Une rue, des hommes, des femmes.

        Plantée, là, dans la rue, je restais comme bloquée par un souffle incertain, juste ici. Le froid me mordait un peu le bout des pieds, en attendant qu’une main bien heureuse veuille bien m’ouvrir la porte de chez moi, comme je n’arrivais pas à le faire moi-même. Mais le spectacle quasi silencieux que m’offrait le paysage pavé de mon quartier me tenait en haleine, me faisait attendre la suite, et même le commencement d’un acte quelconque qui sortirait de l’ordinaire. La volonté que l’on a parfois de vouloir voir quelque chose ne soupçonne pas souvent la souffrance qui se cache derrière des façades bien avenantes…

Tout d’abord se présenta devant mes jeunes yeux une petite fille, que j’entendis être nommée Cécilia, accompagnée de sa mère, tenant, subissant le cartable de la petite. Elles s’arrêtèrent devant l’immeuble en face de chez moi et engagèrent une négociation somme toute assez houleuse avec une voix masculine émanant de l’interphone crasseux trônant au pied du mur, tout aussi crasseux. Il semble que quelqu’un doit ouvrir la porte d’entrée. Dix bonnes minutes plus tard, un homme descend, sûrement convaincu par les cris et le compte à rebours martelé par Cécilia alors que sa mère fait semblant d’être en extase devant la vitrine de l’antiquaire le plus proche, priant sans doute pour que personne ne fit le lien entre elle et la petite qui criait des nombres sans foi ni loi, mais dans l’ordre.
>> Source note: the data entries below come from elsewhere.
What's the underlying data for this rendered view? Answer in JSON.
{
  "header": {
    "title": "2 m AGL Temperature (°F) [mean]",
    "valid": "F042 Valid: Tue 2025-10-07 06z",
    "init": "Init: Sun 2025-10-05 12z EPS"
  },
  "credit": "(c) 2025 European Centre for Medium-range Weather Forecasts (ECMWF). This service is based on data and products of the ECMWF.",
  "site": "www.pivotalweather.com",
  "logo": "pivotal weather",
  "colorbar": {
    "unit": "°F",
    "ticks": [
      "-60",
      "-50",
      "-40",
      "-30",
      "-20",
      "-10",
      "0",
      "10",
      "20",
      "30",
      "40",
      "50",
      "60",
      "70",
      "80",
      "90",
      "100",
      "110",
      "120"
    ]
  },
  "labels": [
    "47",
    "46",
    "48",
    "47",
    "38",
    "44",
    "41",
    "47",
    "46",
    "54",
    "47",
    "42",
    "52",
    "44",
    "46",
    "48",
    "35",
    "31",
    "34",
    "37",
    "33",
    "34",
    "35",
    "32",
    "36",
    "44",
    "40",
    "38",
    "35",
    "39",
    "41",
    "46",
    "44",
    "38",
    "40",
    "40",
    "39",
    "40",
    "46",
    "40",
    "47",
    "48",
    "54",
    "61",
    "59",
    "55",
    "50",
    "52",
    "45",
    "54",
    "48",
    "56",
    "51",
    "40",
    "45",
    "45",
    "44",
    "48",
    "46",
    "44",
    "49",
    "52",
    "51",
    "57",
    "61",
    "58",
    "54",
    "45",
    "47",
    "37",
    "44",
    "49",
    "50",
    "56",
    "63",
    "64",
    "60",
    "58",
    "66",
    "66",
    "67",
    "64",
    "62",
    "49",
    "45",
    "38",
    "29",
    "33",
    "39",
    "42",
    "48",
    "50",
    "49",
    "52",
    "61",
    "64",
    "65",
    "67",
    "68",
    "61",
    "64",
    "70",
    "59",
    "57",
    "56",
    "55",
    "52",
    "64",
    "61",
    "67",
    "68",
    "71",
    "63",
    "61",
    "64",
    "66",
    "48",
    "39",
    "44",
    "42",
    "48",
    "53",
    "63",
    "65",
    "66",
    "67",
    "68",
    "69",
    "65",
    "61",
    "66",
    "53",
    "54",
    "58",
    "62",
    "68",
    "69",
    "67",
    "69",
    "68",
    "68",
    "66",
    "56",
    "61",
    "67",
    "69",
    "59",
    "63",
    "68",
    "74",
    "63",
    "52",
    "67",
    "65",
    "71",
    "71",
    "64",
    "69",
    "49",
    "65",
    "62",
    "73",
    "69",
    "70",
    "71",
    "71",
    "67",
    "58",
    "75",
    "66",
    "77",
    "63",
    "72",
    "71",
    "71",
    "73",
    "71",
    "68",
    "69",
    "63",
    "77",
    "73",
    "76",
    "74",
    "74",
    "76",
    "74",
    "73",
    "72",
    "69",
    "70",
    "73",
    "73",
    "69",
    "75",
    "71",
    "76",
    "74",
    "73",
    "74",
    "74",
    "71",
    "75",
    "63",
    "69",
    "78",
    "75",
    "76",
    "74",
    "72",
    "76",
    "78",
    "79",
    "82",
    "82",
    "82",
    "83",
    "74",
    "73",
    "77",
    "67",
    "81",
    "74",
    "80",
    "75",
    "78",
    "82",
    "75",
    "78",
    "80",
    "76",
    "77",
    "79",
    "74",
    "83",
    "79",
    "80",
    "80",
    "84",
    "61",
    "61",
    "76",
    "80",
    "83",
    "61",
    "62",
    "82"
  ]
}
Un second homme descendit et il me semble avoir entendu qu’ils partaient tous à la fête foraine ayant lieu de l’autre côté de la Seine. Une question me vint à l’esprit : leur glauque histoire allait-elle donc bien finir, embuée de barbe à papa, de manèges grisants ? Toujours est-il qu’ils disparurent au coin de la rue, sans se préoccuper un instant de ce que j’avais pu voir ou entendre.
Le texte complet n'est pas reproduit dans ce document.